Mass synaptometry: High-dimensional multi parametric assay for single synapses.

Journal of neuroscience methods (2018-11-23)
Chandresh R Gajera, Rosemary Fernandez, Nadia Postupna, Kathleen S Montine, Edward J Fox, Dmitry Tebaykin, Michael Angelo, Sean C Bendall, C Dirk Keene, Thomas J Montine
摘要

Synaptic alterations, especially presynaptic changes, are cardinal features of neurodegenerative diseases and strongly correlate with cognitive decline. We report "Mass Synaptometry" for the high-dimensional analysis of individual human synaptosomes, enriched nerve terminals from brain.

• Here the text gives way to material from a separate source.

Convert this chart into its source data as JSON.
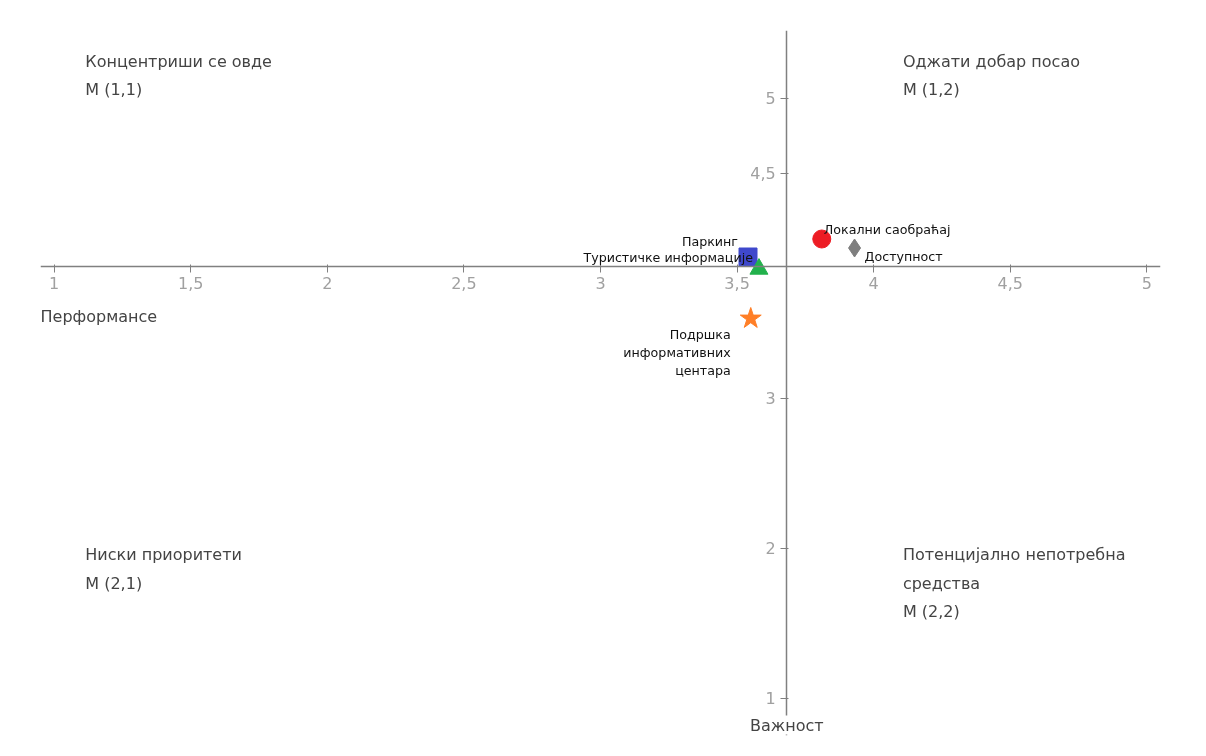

This method was adapted from cytometry by time-of-flight mass spectrometry (CyTOF), which is commonly used for single-cell analysis of immune and blood cells. Here we overcome challenges for single synapse analysis by optimizing synaptosome preparations, generating a 'SynTOF panel,' recalibrating acquisition settings, and applying computational analyses. Through the analysis of 390,000 individual synaptosomes, we also provide proof-of principle validation by characterizing changes in synaptic diversity in Lewy Body Disease (LBD), Alzheimer's disease and normal brain. Current imaging methods to study synapses in humans are capable of analyzing a limited number of synapses, and conventional flow cytometric techniques are typically restricted to fewer than 6 parameters. Our method allows for the simultaneous detection of 34 parameters from tens of thousands of individual synapses. We applied Mass Synaptometry to analyze 34 parameters simultaneously on more than 390,000 synaptosomes from 13 human brain samples. This new approach revealed regional and disease-specific changes in synaptic phenotypes, including validation of this method with the expected changes in the molecular composition of striatal dopaminergic synapses in Lewy body disease and Alzheimer's disease. Mass synaptometry enables highly parallel molecular profiling of individual synaptic terminals.